I sent a support request to my e-mail provider last night, but they haven’t replied yet. They’d better soon, since I pay for their service. Maybe I should point out how much money I’ve given them for their quality service over the years.
And yes, I still put the hyphen in “e-mail.” Always.
[Edit Tue Aug 5, 2008 7:52 UTC -5: This problem has fixed itself, lending further evidence that it was an issue with the server. I haven't received a reply from my mail provider.]
Speaking of problems, I tried the pidgin-facebookchat plugin for the Pidgin IM client. It allows you to use the Facebook chat feature from within Pidgin. It was pretty cool except that you couldn’t get your whole buddy list (friends list) at once; they would simply appear as they signed on. And if you deleted someone from your buddy list, it would defriend that person on Facebook. I found that one out the hard way. Imagine my surprise when I eventually discovered that I had 90 friends missing. Luckily, I was able to add them back quickly, and I think some of them didn’t even know what happened.
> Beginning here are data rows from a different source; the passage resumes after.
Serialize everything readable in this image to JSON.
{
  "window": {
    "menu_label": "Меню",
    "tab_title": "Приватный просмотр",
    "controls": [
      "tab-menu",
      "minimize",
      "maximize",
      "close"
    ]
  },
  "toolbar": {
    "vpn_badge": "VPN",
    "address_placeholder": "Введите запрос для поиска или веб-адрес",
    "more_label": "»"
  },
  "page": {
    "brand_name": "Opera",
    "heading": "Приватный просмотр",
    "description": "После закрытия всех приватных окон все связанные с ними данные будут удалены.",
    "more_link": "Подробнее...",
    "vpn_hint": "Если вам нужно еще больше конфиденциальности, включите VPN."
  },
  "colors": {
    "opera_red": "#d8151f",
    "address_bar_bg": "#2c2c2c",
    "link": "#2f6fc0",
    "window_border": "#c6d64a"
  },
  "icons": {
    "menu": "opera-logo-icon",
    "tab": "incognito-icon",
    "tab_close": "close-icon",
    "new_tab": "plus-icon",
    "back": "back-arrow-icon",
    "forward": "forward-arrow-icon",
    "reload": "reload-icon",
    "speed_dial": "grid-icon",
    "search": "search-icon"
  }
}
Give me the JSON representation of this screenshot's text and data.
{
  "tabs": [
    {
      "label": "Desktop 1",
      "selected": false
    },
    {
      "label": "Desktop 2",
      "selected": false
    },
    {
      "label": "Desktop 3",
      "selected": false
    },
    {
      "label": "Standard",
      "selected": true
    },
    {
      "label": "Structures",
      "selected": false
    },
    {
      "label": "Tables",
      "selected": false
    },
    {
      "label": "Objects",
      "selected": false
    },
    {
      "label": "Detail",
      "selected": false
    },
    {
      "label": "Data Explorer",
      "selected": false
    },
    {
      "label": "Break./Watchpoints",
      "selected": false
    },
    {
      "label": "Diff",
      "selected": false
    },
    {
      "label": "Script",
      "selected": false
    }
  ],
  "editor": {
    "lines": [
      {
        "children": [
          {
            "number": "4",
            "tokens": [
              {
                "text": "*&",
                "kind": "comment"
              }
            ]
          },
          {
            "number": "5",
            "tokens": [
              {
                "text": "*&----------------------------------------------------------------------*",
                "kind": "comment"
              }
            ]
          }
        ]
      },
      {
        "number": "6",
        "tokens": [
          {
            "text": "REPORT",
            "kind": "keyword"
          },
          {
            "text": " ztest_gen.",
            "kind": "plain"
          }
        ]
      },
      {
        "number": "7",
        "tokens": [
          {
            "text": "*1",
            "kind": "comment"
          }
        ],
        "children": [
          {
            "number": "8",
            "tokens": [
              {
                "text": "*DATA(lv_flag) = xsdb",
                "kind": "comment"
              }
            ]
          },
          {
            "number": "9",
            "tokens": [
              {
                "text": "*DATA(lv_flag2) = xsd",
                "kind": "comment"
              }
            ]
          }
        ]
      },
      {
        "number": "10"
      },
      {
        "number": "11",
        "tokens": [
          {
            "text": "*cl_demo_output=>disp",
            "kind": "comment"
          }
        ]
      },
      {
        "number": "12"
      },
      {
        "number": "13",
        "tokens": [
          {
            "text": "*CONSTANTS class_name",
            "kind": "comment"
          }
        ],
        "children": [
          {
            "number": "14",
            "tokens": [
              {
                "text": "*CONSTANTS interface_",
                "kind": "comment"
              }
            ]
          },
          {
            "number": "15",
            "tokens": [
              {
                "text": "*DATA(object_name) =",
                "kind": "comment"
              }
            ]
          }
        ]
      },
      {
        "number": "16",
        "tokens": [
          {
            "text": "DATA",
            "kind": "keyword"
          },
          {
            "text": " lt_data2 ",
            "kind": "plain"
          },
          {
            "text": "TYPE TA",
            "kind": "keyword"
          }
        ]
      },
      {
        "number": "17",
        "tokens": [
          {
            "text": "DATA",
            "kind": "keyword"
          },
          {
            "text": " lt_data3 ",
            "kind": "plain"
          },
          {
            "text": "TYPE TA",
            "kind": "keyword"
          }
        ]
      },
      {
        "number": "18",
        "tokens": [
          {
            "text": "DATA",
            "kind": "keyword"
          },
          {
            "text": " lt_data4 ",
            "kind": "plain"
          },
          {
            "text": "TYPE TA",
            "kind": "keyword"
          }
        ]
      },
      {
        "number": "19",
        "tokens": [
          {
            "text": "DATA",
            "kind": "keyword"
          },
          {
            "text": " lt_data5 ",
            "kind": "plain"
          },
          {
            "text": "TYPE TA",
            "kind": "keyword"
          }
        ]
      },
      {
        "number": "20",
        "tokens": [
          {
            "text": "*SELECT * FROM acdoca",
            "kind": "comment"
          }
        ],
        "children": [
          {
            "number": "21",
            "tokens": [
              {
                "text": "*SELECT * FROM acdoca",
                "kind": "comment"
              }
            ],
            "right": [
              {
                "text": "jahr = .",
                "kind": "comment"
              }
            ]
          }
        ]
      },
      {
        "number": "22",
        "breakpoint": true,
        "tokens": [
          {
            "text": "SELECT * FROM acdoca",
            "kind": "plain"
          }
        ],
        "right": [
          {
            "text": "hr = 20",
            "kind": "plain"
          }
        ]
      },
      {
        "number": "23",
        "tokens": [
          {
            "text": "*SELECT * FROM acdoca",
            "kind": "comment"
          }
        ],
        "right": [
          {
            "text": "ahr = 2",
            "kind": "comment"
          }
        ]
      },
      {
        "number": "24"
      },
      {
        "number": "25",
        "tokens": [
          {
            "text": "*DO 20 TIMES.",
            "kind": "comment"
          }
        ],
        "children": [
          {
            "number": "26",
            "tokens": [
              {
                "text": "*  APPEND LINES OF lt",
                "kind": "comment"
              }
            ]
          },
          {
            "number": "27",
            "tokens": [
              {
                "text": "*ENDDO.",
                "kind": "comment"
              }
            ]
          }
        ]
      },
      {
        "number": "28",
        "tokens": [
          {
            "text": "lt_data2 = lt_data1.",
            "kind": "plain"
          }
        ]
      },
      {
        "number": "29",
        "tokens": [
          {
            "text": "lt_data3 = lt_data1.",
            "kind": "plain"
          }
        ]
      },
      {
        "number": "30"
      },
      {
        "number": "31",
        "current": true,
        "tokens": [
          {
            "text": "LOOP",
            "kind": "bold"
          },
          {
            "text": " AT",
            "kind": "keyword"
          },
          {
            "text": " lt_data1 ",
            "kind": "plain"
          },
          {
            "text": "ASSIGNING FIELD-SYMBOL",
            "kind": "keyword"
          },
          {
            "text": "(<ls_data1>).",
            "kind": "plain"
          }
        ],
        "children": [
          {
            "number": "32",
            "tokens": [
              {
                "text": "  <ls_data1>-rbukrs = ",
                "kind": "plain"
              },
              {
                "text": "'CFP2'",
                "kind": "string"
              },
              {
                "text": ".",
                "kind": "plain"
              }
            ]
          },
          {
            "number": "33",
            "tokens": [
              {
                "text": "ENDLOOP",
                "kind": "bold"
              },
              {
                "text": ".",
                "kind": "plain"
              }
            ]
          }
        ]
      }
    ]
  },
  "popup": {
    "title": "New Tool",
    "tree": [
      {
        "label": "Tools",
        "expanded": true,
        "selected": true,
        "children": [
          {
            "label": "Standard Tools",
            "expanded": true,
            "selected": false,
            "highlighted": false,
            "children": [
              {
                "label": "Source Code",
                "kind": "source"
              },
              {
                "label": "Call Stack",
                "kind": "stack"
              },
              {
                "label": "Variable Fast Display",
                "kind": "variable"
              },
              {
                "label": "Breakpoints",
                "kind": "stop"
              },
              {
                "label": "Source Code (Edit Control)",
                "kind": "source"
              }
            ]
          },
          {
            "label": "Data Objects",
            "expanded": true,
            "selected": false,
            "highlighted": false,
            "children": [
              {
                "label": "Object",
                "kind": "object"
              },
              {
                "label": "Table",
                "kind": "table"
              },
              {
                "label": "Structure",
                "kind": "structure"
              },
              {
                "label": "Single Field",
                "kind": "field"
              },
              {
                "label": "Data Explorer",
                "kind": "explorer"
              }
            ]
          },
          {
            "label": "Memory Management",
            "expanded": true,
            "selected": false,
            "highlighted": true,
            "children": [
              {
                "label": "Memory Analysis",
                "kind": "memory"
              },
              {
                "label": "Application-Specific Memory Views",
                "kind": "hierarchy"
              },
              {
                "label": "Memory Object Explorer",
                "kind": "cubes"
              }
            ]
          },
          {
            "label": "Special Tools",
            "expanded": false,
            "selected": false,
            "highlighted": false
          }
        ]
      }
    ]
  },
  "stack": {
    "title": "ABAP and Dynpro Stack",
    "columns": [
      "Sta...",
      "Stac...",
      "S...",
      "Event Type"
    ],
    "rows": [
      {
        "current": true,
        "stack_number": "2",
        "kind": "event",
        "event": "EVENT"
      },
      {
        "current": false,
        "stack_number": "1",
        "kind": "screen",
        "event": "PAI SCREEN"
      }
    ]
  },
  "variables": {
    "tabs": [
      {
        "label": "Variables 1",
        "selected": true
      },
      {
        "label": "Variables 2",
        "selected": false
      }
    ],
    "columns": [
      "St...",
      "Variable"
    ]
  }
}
The price of first-class postage in the US is going up more and more often these days, and the USPS claims that they’re just following inflation. It turns out that they’re right. Here’s a chart of the US first-class postage rate from 1885 to 2008, adjusted for inflation. Although the nominal cost of a stamp has more than doubled since 1981, the actual cost in 2008 dollars has remained between $0.40 and $0.45. By comparison, it has varied between $0.20 and over $0.50 in the past.
Typographers are responsible for making the fonts that we see all around us in our daily lives. Some guy wondered: what does a typographers’ handwriting look like? Of the typographers he asked, all have pretty cool handwriting. One guy’s handwriting looks like a familiar font because he made a font out of his handwriting.